Einigung mit Ländern steht noch aus

Am Sonntag sollen die abschließenden Gespräche mit der Länderseite stattfinden. Das Kabinett will das Kompromisspaket am kommenden Mittwoch absegnen. Die Abstimmungen in Bundestag und Länderkammer sind für Freitag nächster Woche vorgesehen. Die Länder haben allerdings noch Bedenken. Sie fürchten, dass der Fiskalpakt sie früher und stärker als mit der nationalen Schuldenbremse zum rigorosen Sparen zwingt.

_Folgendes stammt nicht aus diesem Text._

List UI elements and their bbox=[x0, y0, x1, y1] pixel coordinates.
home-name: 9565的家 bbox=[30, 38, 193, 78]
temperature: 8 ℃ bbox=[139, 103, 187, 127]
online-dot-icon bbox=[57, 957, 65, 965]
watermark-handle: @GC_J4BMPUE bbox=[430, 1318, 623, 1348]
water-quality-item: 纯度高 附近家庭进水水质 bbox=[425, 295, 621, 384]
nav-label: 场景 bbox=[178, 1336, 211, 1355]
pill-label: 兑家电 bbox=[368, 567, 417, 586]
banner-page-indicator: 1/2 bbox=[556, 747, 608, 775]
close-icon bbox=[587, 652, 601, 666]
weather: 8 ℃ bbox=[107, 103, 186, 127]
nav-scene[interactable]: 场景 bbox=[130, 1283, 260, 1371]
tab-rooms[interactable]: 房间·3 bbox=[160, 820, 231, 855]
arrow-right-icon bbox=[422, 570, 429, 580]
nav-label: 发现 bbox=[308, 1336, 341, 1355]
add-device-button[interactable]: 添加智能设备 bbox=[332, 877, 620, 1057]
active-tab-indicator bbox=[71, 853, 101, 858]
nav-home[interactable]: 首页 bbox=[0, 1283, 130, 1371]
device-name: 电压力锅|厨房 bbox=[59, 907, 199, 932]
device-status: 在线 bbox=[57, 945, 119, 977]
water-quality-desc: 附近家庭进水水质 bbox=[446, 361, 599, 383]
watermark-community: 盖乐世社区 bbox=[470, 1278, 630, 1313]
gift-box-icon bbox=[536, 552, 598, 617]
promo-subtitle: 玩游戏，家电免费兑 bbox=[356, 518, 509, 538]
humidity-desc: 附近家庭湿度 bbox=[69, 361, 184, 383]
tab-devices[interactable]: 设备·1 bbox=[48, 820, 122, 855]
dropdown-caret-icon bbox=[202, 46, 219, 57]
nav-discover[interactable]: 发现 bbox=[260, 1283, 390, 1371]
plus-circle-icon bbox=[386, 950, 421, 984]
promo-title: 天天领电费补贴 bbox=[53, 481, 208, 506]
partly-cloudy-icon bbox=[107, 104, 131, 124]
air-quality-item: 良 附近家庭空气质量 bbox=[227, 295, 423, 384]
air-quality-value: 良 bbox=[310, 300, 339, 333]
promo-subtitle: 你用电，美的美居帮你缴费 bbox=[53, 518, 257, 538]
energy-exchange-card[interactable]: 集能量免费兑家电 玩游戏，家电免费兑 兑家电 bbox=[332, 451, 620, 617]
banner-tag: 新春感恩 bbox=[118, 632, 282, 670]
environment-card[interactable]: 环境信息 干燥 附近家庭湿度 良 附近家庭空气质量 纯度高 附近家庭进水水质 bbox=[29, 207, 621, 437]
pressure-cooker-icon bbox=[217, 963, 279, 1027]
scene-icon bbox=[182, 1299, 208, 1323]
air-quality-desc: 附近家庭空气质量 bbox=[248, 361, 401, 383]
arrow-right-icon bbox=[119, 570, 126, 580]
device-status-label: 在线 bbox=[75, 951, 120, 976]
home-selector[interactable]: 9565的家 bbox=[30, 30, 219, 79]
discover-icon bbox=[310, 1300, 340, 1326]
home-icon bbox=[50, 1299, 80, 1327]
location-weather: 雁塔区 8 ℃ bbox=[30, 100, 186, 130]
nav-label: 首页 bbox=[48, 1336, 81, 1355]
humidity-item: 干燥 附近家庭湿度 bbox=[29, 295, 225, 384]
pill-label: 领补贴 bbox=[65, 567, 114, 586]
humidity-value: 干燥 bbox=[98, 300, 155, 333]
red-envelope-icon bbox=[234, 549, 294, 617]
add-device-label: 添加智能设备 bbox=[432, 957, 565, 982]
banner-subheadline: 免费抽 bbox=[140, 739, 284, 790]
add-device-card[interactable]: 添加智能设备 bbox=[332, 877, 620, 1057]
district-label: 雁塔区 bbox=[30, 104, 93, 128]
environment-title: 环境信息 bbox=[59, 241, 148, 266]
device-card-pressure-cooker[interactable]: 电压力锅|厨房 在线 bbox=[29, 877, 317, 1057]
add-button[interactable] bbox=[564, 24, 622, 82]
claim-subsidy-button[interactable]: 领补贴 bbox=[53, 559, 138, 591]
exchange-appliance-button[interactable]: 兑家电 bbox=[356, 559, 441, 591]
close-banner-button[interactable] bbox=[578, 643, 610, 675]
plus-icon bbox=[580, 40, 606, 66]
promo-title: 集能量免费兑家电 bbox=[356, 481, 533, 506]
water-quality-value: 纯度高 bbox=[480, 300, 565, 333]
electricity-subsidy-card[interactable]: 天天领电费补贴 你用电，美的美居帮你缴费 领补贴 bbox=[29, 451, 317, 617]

Die Linke will nicht zustimmen und nach einem Beschluss zum Fiskalpakt vor das Bundesverfassungsgericht ziehen.

Unions-Fraktionschef Volker Kauder (CDU) sagte, er sehe den Weg für den Fiskalpakt im Bundestag nun frei. Er sprach von "schwierigen Verhandlungen" und sagte, es werde keinen Schuldentilgungsfonds geben. Das hatten die Grünen im Vorfeld der Verhandlungen gefordert.

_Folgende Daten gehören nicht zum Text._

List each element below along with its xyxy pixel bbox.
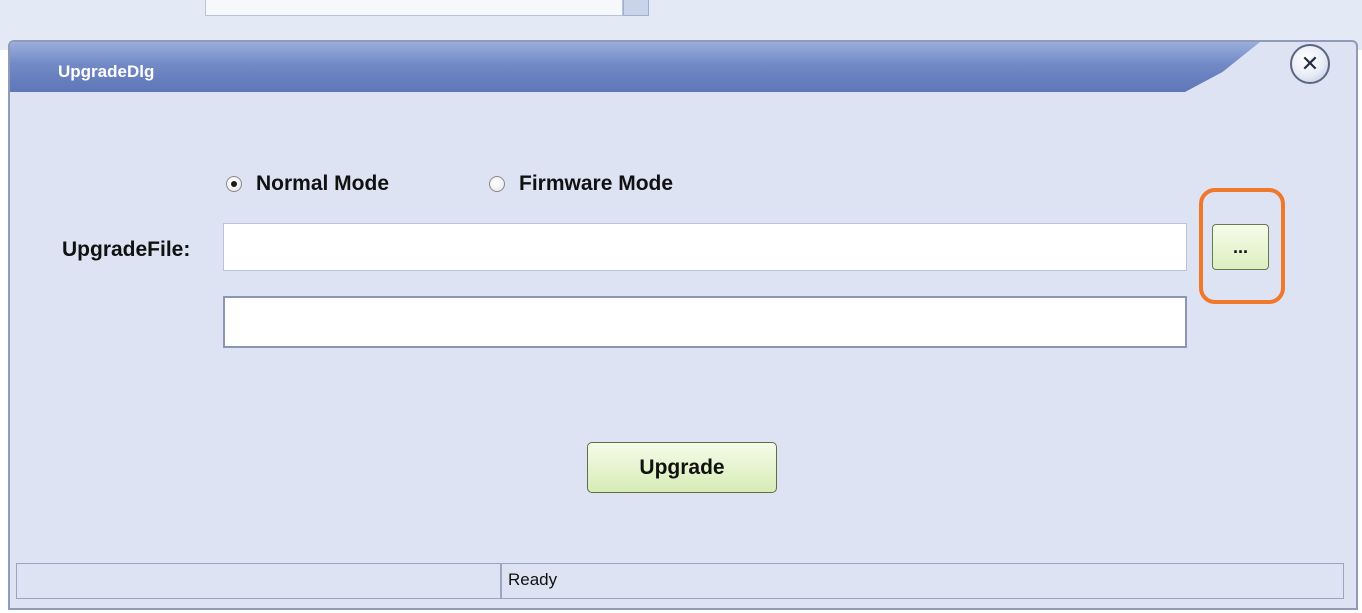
status-bar: Ready	[16, 563, 1344, 599]
upgrade-button[interactable]: Upgrade	[587, 442, 777, 493]
progress-field[interactable]	[223, 296, 1187, 348]
upgrade-file-label: UpgradeFile:	[62, 238, 191, 261]
close-icon[interactable]: ✕	[1290, 44, 1330, 84]
status-pane-right: Ready	[501, 563, 1344, 599]
radio-unchecked-icon	[489, 176, 505, 192]
upgrade-file-input[interactable]	[223, 223, 1187, 271]
background-combo	[205, 0, 623, 16]
radio-firmware-mode[interactable]: Firmware Mode	[489, 172, 673, 196]
dialog-titlebar: UpgradeDlg	[10, 42, 1260, 92]
status-pane-left	[16, 563, 501, 599]
radio-normal-mode[interactable]: Normal Mode	[226, 172, 389, 196]
browse-button[interactable]: ...	[1212, 224, 1269, 270]
radio-normal-mode-label: Normal Mode	[256, 172, 390, 195]
radio-checked-icon	[226, 176, 242, 192]
radio-firmware-mode-label: Firmware Mode	[519, 172, 674, 195]
dialog-title: UpgradeDlg	[58, 62, 155, 81]
background-combo-button	[623, 0, 649, 16]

"SPD und Grüne konnten sich mit Tilgungsfonds nicht durchsetzen"

FDP-Generalsekretär Patrick Döring sagte SPIEGEL ONLINE zu diesen Forderungen: "SPD und Grüne konnten mit ihrem Papier zum Schuldentilgungsfonds nicht überzeugen." Bei der Finanztransaktionsteuer bleibe der Schutz der Kleinsparer und der Realwirtschaft "eine harte Bedingung."

Dies hatte die FDP vor zwei Wochen in das Papier hineinschreiben lassen. Laut Döring sei zwischen Koalition und Opposition nun Konsens, dass man bei der Einführung der Finanztransaktionsteuer "Verlagerungstendenzen" in andere Staaten, die diese Steuer nicht einführen, möglichst vermeiden wolle. Zudem einigten sich beide Seiten, das Vorhaben im Bundeskabinett beschließen zu lassen. Dies hatte vor allem die SPD angeregt.

Im Kampf gegen die Schuldenkrise haben 25 von 27 EU-Staaten im März den Pakt mit strengeren Haushaltsregeln unterzeichnet. Der Fiskalpakt verpflichtet die Unterzeichner unter anderem, ausgeglichene Haushalte anzustreben. Außerdem sollen die Staaten nationale Schuldenbremsen einführen und in ihrem Recht verankern - was der Europäische Gerichtshof kontrolliert.

Der Pakt tritt spätestens Anfang 2013 in Kraft, wenn ihn bis dahin zwölf Euro-Länder ratifiziert haben. Er wird mit dem Europäischen Stabilitätsmechanismus (ESM) verknüpft. ESM-Hilfen erhalten nur jene Euro-Länder, die auch den neuen Pakt unterzeichnet haben.